EPA announces $115 million cleanup for Houston site
The Environmental Protection Agency approved a plan to remove sediments laced with highly toxic dioxin from a partially submerged Superfund site near Houston damaged during Hurricane Harvey, officials announced Wednesday.
The announcement comes two weeks after the federal agency said an unknown amount of dioxins — which have been linked to birth defects and cancer — may have washed downriver from the San Jacinto Waste Pits after floodwaters jarred loose a protective cap of fabric and rock designed to keep them from spreading.
The EPA said in a statement that it planned to excavate 212,000 cubic yards of contaminated material from the site along the San Jacinto River that was a paper mill in the 1960s.

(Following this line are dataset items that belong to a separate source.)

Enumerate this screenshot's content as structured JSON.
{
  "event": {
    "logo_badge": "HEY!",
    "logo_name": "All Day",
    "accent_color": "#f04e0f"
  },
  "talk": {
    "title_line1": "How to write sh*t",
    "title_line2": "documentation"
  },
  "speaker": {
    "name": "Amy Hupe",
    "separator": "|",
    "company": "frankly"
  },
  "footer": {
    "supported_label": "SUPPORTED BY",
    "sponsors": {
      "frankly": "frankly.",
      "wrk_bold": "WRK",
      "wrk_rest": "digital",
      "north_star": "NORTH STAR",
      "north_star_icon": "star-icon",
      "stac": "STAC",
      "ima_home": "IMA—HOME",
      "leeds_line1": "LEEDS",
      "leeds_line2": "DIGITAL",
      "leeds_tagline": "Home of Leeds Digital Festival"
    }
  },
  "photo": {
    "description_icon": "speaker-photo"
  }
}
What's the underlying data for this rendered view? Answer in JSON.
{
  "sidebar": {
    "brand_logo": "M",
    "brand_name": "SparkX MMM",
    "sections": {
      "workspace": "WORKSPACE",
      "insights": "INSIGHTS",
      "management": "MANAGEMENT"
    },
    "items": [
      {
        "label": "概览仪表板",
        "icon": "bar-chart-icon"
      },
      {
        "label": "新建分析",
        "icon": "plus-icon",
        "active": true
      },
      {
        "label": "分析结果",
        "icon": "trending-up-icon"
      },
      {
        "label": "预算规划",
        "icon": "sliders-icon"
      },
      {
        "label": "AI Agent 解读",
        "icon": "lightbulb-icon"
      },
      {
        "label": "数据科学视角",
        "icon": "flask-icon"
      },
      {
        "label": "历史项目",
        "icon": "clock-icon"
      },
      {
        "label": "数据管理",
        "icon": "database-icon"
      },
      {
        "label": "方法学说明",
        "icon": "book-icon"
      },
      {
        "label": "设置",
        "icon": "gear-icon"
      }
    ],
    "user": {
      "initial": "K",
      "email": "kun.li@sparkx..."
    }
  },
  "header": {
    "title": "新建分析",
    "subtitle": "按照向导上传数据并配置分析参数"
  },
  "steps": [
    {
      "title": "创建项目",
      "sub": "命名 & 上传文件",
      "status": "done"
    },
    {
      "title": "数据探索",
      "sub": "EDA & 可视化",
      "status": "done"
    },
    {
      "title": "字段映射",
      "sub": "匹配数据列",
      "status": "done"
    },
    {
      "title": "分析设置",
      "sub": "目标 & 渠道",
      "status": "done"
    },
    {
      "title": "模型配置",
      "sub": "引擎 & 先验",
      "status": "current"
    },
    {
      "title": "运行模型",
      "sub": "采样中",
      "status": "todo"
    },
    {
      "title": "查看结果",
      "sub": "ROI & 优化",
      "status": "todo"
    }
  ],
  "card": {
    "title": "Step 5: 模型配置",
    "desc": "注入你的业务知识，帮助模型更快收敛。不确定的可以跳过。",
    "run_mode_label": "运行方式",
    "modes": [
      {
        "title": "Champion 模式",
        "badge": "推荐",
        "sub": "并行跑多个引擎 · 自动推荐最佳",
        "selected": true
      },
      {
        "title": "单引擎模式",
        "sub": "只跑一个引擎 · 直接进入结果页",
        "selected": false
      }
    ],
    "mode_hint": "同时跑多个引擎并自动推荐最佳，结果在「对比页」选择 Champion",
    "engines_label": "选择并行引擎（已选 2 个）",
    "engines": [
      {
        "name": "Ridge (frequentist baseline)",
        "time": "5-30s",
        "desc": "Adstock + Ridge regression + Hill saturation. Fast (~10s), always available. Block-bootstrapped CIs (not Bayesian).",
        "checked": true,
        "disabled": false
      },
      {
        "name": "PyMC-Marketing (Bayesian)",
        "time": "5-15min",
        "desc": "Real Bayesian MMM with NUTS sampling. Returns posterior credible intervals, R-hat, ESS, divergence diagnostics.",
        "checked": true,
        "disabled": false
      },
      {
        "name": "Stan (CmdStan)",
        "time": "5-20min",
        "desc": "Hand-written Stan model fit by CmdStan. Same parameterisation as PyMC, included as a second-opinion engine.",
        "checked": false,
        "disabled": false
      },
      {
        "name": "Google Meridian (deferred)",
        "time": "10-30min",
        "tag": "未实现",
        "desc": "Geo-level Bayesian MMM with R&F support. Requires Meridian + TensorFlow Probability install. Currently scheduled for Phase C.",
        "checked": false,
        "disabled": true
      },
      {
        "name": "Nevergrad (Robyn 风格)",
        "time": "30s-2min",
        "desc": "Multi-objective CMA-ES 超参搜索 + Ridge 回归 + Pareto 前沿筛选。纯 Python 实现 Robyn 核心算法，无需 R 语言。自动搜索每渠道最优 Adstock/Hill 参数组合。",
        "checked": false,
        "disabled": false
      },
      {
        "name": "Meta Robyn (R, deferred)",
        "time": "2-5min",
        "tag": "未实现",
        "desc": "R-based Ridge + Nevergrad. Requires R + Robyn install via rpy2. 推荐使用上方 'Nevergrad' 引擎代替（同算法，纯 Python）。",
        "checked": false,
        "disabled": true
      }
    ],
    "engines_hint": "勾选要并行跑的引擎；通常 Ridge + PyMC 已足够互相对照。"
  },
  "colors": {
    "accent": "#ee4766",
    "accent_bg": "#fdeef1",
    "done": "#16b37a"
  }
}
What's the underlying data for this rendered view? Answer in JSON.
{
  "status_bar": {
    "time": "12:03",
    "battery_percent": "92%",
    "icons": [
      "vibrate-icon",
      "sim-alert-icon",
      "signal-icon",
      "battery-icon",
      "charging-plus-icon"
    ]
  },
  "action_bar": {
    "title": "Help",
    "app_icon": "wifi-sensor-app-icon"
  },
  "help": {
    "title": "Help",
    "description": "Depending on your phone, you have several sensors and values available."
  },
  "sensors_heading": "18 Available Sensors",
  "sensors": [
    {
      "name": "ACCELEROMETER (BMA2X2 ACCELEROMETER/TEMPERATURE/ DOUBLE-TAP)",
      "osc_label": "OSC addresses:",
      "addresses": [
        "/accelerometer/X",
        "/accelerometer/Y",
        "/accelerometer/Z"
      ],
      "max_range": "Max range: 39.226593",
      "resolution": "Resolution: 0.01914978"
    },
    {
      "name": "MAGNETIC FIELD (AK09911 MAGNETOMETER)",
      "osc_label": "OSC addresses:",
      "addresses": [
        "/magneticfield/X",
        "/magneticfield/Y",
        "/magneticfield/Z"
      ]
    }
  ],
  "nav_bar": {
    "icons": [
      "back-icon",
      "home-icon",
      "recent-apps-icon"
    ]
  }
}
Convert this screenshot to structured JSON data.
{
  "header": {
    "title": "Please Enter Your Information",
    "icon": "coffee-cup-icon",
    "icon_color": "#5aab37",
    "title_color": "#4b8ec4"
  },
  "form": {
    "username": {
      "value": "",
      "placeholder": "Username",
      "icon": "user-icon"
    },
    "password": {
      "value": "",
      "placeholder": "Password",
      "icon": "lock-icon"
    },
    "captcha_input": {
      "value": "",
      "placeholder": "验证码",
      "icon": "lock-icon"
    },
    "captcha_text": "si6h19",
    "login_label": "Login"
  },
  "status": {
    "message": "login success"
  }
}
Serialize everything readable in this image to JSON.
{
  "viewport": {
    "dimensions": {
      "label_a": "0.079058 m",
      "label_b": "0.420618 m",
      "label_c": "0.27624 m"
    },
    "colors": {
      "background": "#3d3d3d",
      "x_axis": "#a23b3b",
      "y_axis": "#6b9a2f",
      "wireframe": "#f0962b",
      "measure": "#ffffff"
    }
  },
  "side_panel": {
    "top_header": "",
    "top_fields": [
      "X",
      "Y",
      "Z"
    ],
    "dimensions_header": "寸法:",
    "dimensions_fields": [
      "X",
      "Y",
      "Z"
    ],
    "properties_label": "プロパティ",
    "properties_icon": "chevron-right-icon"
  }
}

It estimated the cost at $115 million.
The statement said a small, unspecified amount of material would stay on the site and that temporary barriers would be built to hold back the river during excavation and removal.
The agency did not specify a timeline and one of the companies responsible, Waste Management subsidiary McGinnis Industrial Maintenance Corp., said Wednesday that it would oppose the removal, adding that it provides less protection to affected communities than the existing cap.
"We disagree with EPA's claim that the local or downstream areas can be protected during removal," McGinnis said in an emailed statement.
On Sept. 28, EPA announced that sediment samples collected by an agency dive team from the exposed area underwater showed dioxin levels more than 2,300 times the threshold for triggering a cleanup.
Dioxins do not dissolve easily in water but can be carried away with any contaminated sediments and deposited over a wider area.
Local residents said contaminated mud might have washed into neighborhood homes that flooded during the late August storm.
At least a dozen Superfund sites in and around Houston were flooded last month in the days after Harvey's record-shattering rains stopped.
About 16 acres of the San Jacinto site were covered in 2011 with the cap — three years after it had been placed on the Superfund National Priority List.
The cap has required extensive repairs on at least six occasions in recent years, with sections becoming displaced or going missing.